To understand this definition, take the example of alcohol consumption: alcoholics are less inclined to reveal their alcohol consumption, therefore the probability of missing information on the alcohol consumption depends on the amount of consumption itself. Another simple example is the information on income or wealth which is missing more often for individuals of very high or very low income.

Note that MCAR is a special case of MAR and that these three categories are of increasing complexity with a large gap between the second and third. Indeed, most more or less generic methods which have been proposed in the last few decades are suited for data that is MAR. The case MNAR requires different techniques and further assumptions.

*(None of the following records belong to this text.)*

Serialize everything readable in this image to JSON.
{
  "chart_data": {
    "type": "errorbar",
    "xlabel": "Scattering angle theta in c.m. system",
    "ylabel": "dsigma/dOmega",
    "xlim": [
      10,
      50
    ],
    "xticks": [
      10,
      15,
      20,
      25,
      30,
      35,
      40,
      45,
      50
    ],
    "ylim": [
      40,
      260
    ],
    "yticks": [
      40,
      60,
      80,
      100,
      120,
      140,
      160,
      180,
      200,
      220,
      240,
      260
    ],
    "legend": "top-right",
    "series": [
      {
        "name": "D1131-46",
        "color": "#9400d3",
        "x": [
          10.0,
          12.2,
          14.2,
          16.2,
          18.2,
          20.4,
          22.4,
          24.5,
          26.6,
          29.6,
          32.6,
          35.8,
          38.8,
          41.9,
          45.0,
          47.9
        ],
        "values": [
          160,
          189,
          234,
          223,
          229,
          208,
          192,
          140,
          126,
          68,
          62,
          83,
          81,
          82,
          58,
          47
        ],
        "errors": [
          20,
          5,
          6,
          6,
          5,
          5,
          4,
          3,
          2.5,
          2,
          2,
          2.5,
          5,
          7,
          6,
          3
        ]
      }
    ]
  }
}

Note that Little and Rubin (2002) consider these three categories as really missing values as opposed to not really missing values where, in the case of categorical data, the missingness rather constitutes an additional category (for instance in a questionnaire with multiple choice answers, a participant can leave out a question because the category he wants to choose is not among the given choices).

Another – maybe complementary – approach to consider and study different missing values mechanisms and problems consists in using graphical models, for instance missingness graphs or m-graphs (Mohan et al., 2013). These allow to represent multivariate dependencies and to study identifiability or recoverability for different (estimation or prediction) problems.

Finally, another line of research considers the occurrence of missing values beforehand and addresses the question of how to anticipate or control the occurrence of missing values in a study design.